I am comfortably retired, but if I were still in practice I would accept patients with Medicare, Tricare and four or five different private plans. However, each plan has its own requirements for submitting bills, coding nuances, and other varying restrictions such as the intrusive pre-approval processes unique among the private insurers. As more plans are added, more support personnel become necessary and administrative costs begin to skyrocket. Knowing this, I would not allow my practice to participate in any plan that did not have substantial market penetration in my local area.
Of course, if insurers are willing to just pay the usual and customary fees, as dictated by physicians, hospitals, and ancillary service providers, rather than a negotiated rate schedule, that would work for the subscribers and provides, but it would be prohibitively expensive for the insurer. Such a system would most certainly be counter productive to the issue of cost containment. More likely, patients will be forced to act as intermediaries between the doctor and the insurer. Doctors will bill usual and customary fees that patients will be obligated to pay. Patients will make claims to their out of state insurance company, and they will receive a check for the insurance allowable minus deductible and co-insurance. I was recently hospitalized for pneumonia. My hospital bill at the usual and customary fees for services came out to $67,000. The negotiated rates brought the bill down to just over $6800. My cost was $500 - a $100 per day co-pay for the first 5 days in hospital. Under this proposal, I could be on the hook for more than $60,000!

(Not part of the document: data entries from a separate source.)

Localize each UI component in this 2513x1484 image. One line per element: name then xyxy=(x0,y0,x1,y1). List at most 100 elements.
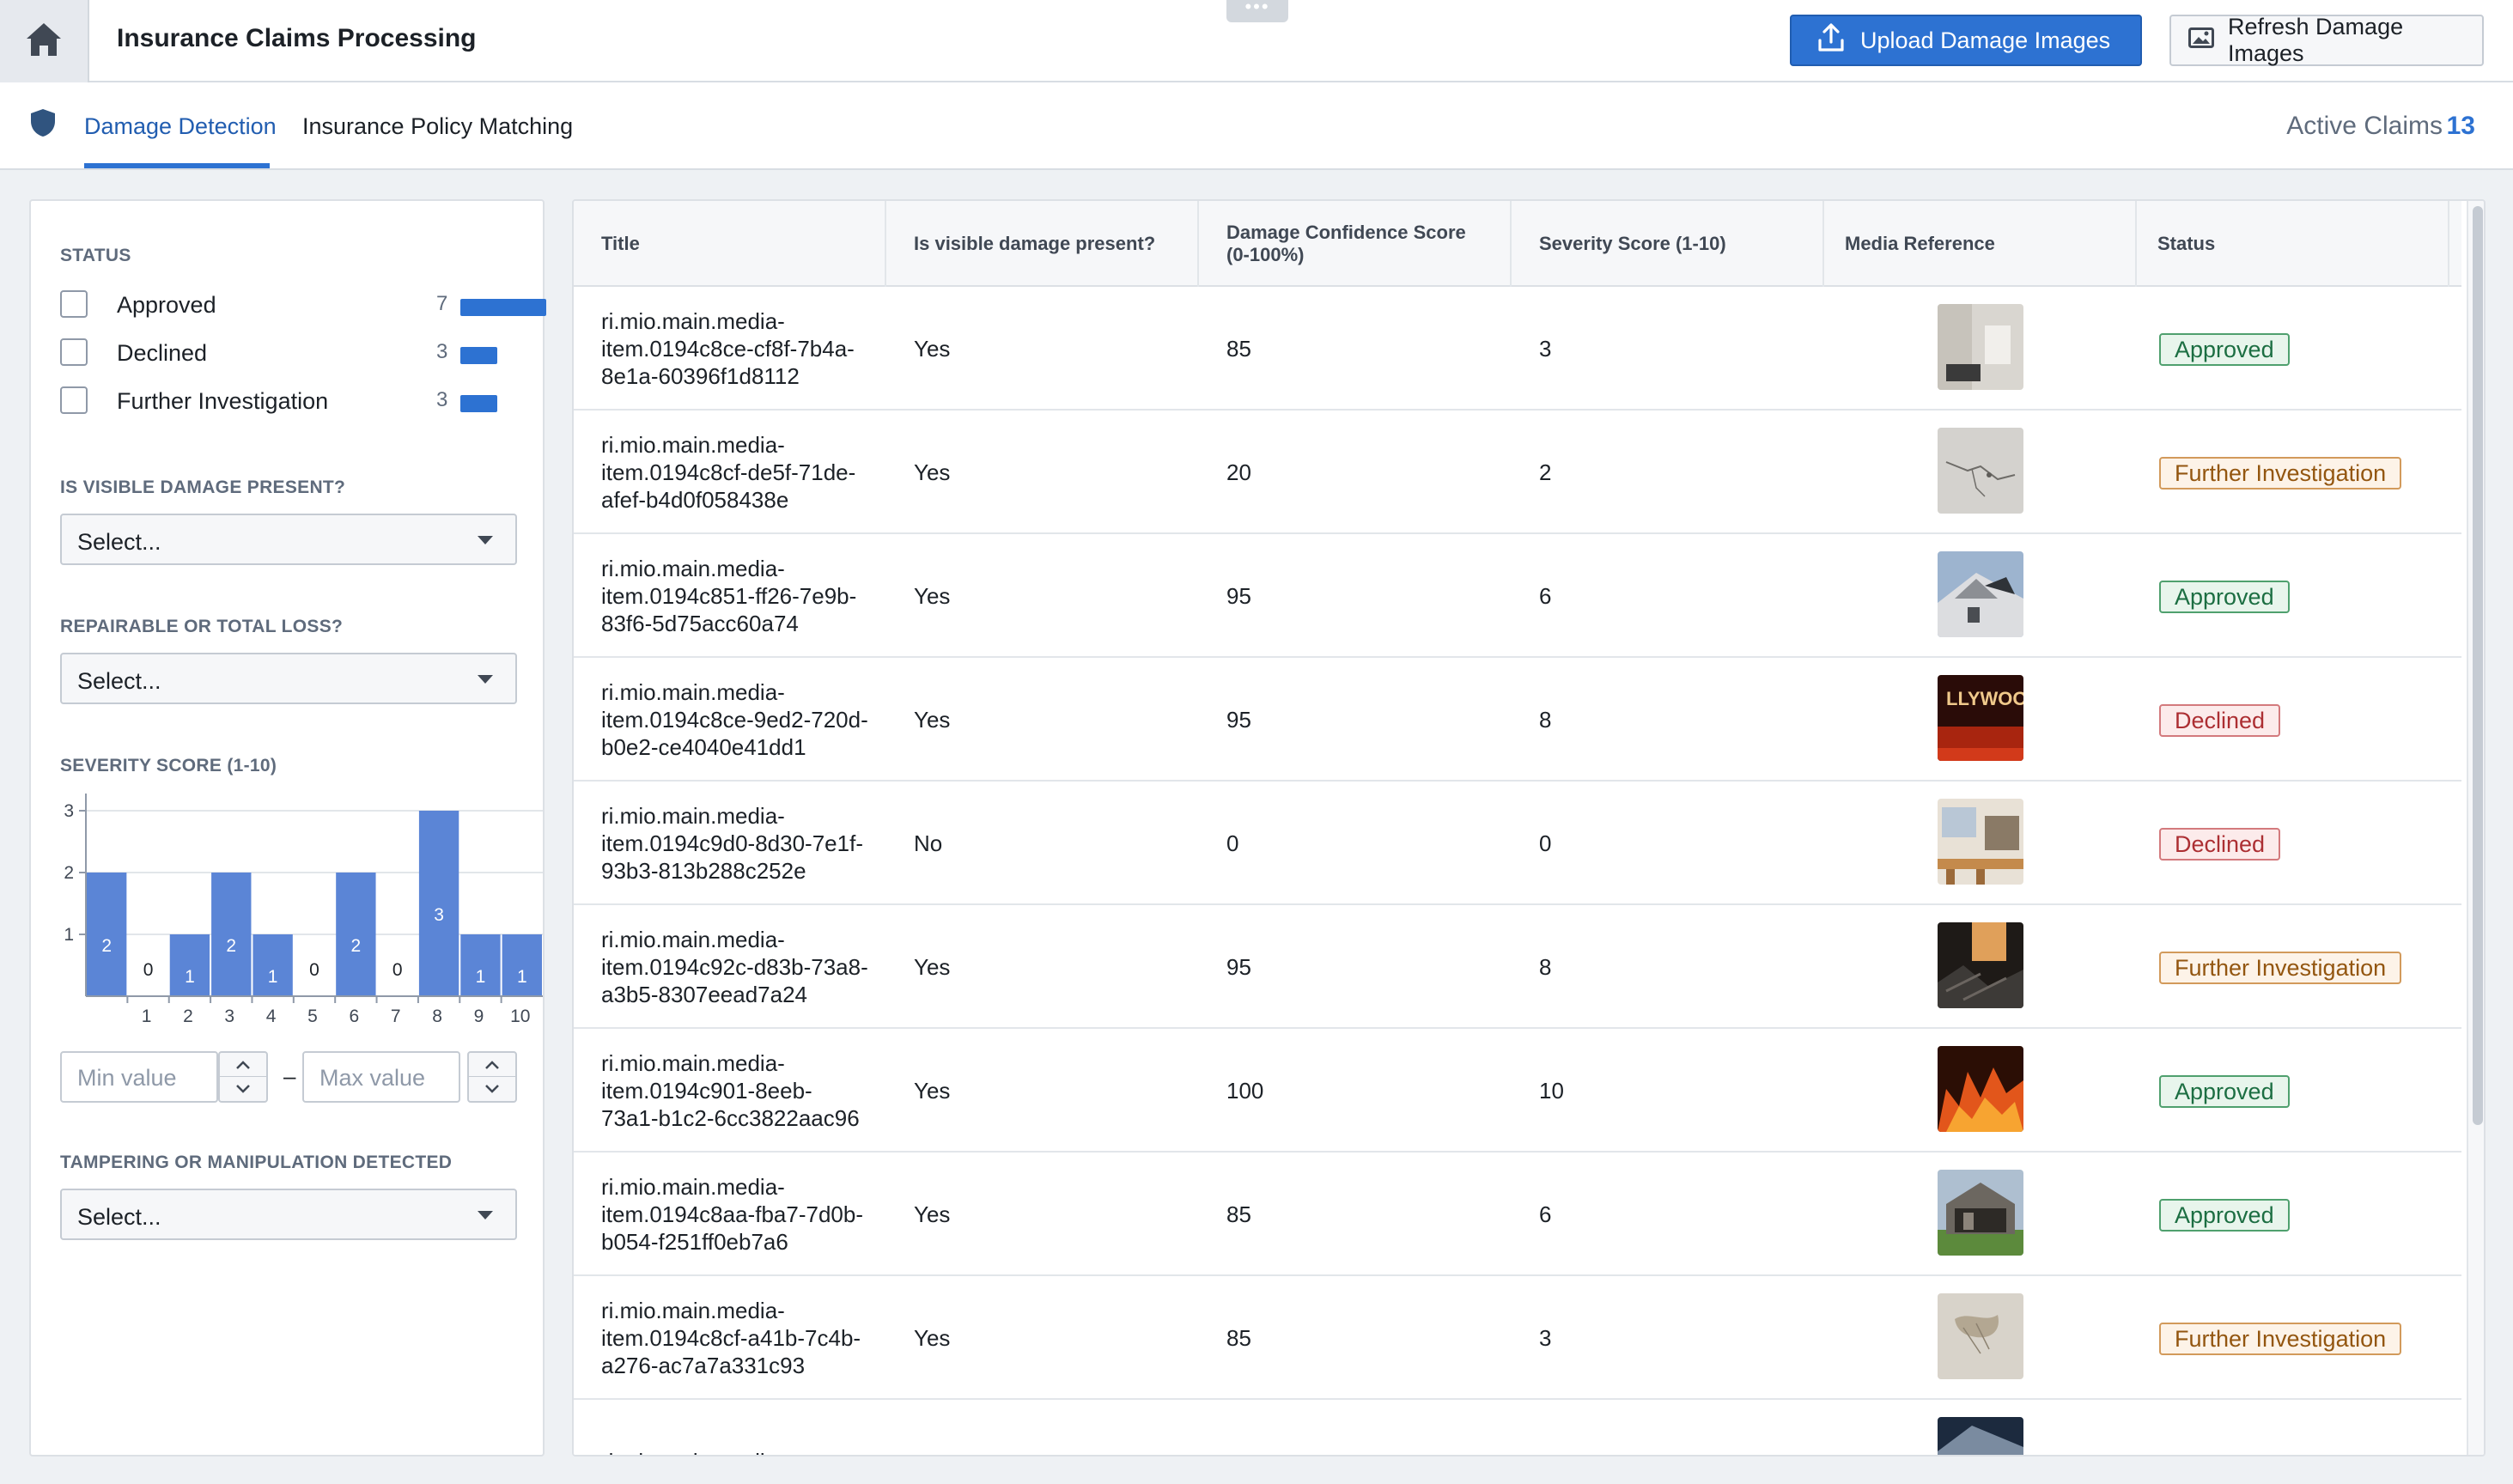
media-thumbnail[interactable] xyxy=(1938,799,2023,885)
title-cell: ri.mio.main.media-item.0194c8cf-a41b-7c4… xyxy=(601,1298,861,1378)
upload-damage-images-button[interactable]: Upload Damage Images xyxy=(1790,15,2142,66)
chart-x-tick-label: 9 xyxy=(474,1007,484,1026)
media-thumbnail[interactable] xyxy=(1938,1046,2023,1132)
table-row[interactable]: ri.mio.main.media-item.0194c851-ff26-7e9… xyxy=(574,534,2461,658)
scrollbar-thumb[interactable] xyxy=(2473,206,2483,1125)
severity-filter-title: SEVERITY SCORE (1-10) xyxy=(60,756,277,775)
media-thumbnail[interactable]: LLYWOO xyxy=(1938,675,2023,761)
status-option-declined[interactable]: Declined 3 xyxy=(60,335,541,369)
chevron-up-icon[interactable] xyxy=(220,1053,266,1077)
chart-x-tick-label: 10 xyxy=(510,1007,530,1026)
media-thumbnail[interactable] xyxy=(1938,1417,2023,1455)
table-row[interactable]: ri.mio.main.media-item.0194c901-8eeb-73a… xyxy=(574,1029,2461,1153)
tampering-select[interactable]: Select... xyxy=(60,1189,517,1240)
column-header-confidence[interactable]: Damage Confidence Score (0-100%) xyxy=(1199,201,1512,287)
min-value-input[interactable]: Min value xyxy=(60,1051,218,1103)
media-thumbnail[interactable] xyxy=(1938,1293,2023,1379)
select-value: Select... xyxy=(77,529,161,555)
chart-bar-value-label: 2 xyxy=(351,936,362,956)
chart-bar[interactable] xyxy=(502,934,542,996)
title-cell: ri.mio.main.media-item.0194c92c-d83b-73a… xyxy=(601,927,868,1007)
checkbox[interactable] xyxy=(60,290,88,318)
chart-bar[interactable] xyxy=(336,873,376,996)
chart-x-tick-label: 2 xyxy=(183,1007,193,1026)
confidence-cell: 85 xyxy=(1226,1325,1251,1351)
svg-text:LLYWOO: LLYWOO xyxy=(1946,688,2023,709)
table-row[interactable]: ri.mio.main.media-item.0194c8ce-9ed2-720… xyxy=(574,658,2461,782)
caret-down-icon xyxy=(478,675,493,684)
column-header-visible-damage[interactable]: Is visible damage present? xyxy=(886,201,1199,287)
chart-x-tick-label: 5 xyxy=(307,1007,318,1026)
status-badge: Approved xyxy=(2159,1075,2290,1108)
chevron-down-icon[interactable] xyxy=(220,1077,266,1101)
tab-insurance-policy-matching[interactable]: Insurance Policy Matching xyxy=(302,113,573,140)
table-scrollbar[interactable] xyxy=(2467,201,2484,1455)
status-option-label: Approved xyxy=(117,292,216,318)
status-option-count: 7 xyxy=(436,292,448,315)
media-thumbnail[interactable] xyxy=(1938,922,2023,1008)
severity-cell: 8 xyxy=(1539,707,1552,733)
visible-damage-cell: Yes xyxy=(914,1078,951,1104)
visible-damage-filter-title: IS VISIBLE DAMAGE PRESENT? xyxy=(60,477,346,497)
status-option-approved[interactable]: Approved 7 xyxy=(60,287,546,321)
table-row[interactable]: ri.mio.main.media-item.0194c8cf-a41b-7c4… xyxy=(574,1276,2461,1400)
table-row[interactable]: ri.mio.main.media-item.0194c8ce-cf8f-7b4… xyxy=(574,287,2461,411)
media-thumbnail[interactable] xyxy=(1938,551,2023,637)
table-row[interactable]: ri.mio.main.media-item.0194c9d0-8d30-7e1… xyxy=(574,782,2461,905)
status-option-label: Further Investigation xyxy=(117,388,329,414)
checkbox[interactable] xyxy=(60,338,88,366)
chart-bar[interactable] xyxy=(87,873,127,996)
status-option-further-investigation[interactable]: Further Investigation 3 xyxy=(60,383,541,417)
severity-cell: 3 xyxy=(1539,1325,1552,1351)
column-header-media-reference[interactable]: Media Reference xyxy=(1824,201,2137,287)
column-header-severity[interactable]: Severity Score (1-10) xyxy=(1512,201,1824,287)
tab-damage-detection[interactable]: Damage Detection xyxy=(84,113,277,140)
chart-bar[interactable] xyxy=(460,934,501,996)
home-button[interactable] xyxy=(0,0,89,82)
table-row[interactable]: ri.mio.main.media-item.0194c8cf-de5f-71d… xyxy=(574,411,2461,534)
refresh-damage-images-button[interactable]: Refresh Damage Images xyxy=(2169,14,2484,66)
table-row[interactable]: ri.mio.main.media- xyxy=(574,1400,2461,1455)
chevron-down-icon[interactable] xyxy=(469,1077,515,1101)
repairable-filter-title: REPAIRABLE OR TOTAL LOSS? xyxy=(60,617,344,636)
column-header-status[interactable]: Status xyxy=(2137,201,2449,287)
visible-damage-cell xyxy=(886,1400,914,1455)
status-option-label: Declined xyxy=(117,340,208,366)
severity-cell: 3 xyxy=(1539,336,1552,362)
severity-histogram[interactable]: 1 2 3 2 0 1 1 2 2 3 1 4 0 5 2 6 0 7 3 8 1 9 1 10 xyxy=(57,785,546,1043)
max-value-input[interactable]: Max value xyxy=(302,1051,460,1103)
max-value-stepper[interactable] xyxy=(467,1051,517,1103)
chart-bar-value-label: 1 xyxy=(185,967,195,987)
table-row[interactable]: ri.mio.main.media-item.0194c92c-d83b-73a… xyxy=(574,905,2461,1029)
repairable-select[interactable]: Select... xyxy=(60,653,517,704)
visible-damage-select[interactable]: Select... xyxy=(60,514,517,565)
chevron-up-icon[interactable] xyxy=(469,1053,515,1077)
tab-bar: Damage Detection Insurance Policy Matchi… xyxy=(0,82,2513,170)
media-thumbnail[interactable] xyxy=(1938,304,2023,390)
media-thumbnail[interactable] xyxy=(1938,1170,2023,1256)
chart-bar-value-label: 0 xyxy=(143,960,154,980)
severity-cell: 8 xyxy=(1539,954,1552,980)
chart-bar-value-label: 0 xyxy=(392,960,403,980)
table-row[interactable]: ri.mio.main.media-item.0194c8aa-fba7-7d0… xyxy=(574,1153,2461,1276)
visible-damage-cell: No xyxy=(914,830,943,856)
visible-damage-cell: Yes xyxy=(914,707,951,733)
checkbox[interactable] xyxy=(60,386,88,414)
confidence-cell: 85 xyxy=(1226,336,1251,362)
chart-bar[interactable] xyxy=(211,873,252,996)
chart-bar-value-label: 3 xyxy=(434,905,444,925)
visible-damage-cell: Yes xyxy=(914,1201,951,1227)
visible-damage-cell: Yes xyxy=(914,954,951,980)
status-count-bar xyxy=(460,299,546,316)
chart-x-tick-label: 6 xyxy=(350,1007,360,1026)
chart-bar-value-label: 1 xyxy=(517,967,527,987)
active-claims-label: Active Claims xyxy=(2286,112,2443,140)
drag-handle[interactable]: ••• xyxy=(1226,0,1288,22)
chart-y-tick-label: 3 xyxy=(64,801,74,821)
column-header-title[interactable]: Title xyxy=(574,201,886,287)
min-value-stepper[interactable] xyxy=(218,1051,268,1103)
media-thumbnail[interactable] xyxy=(1938,428,2023,514)
chart-bar[interactable] xyxy=(418,811,459,996)
chart-bar[interactable] xyxy=(169,934,210,996)
chart-bar[interactable] xyxy=(253,934,293,996)
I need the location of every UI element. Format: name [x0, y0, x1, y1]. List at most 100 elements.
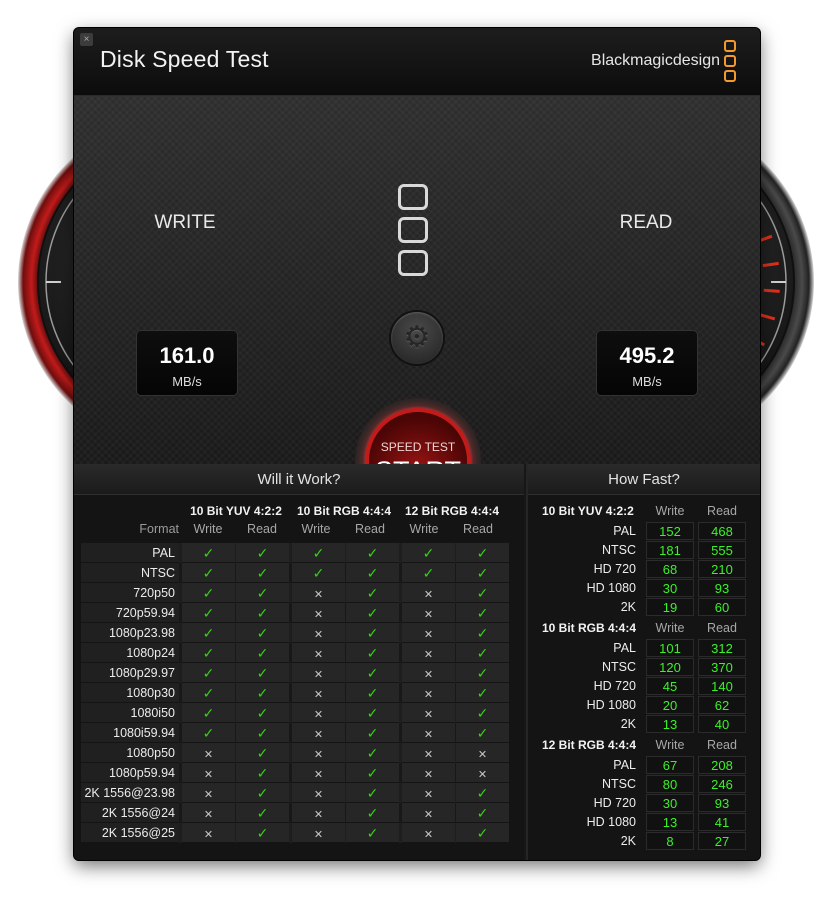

If this proposal were to pass, conscientious physicians would advise their patients to stay with their current plans or risk losing their current health care arrangements. Wise patients will understand that and eschew cheap insurance from remote companies operating in an unregulated environment beyond state control.
Under this proposal, the state insurance regulators will be handcuffed and there will be no regulatory framework to protect consumers. Without regulation there will be abuse (see AIG), and once the abuses become rampant, as surely they will, a massive new federal regulatory regimen will have to be enacted. By then it will be too late to undo the damage. This isn't just a bad idea, it's a profoundly stupid one, an idea only an idiot could love!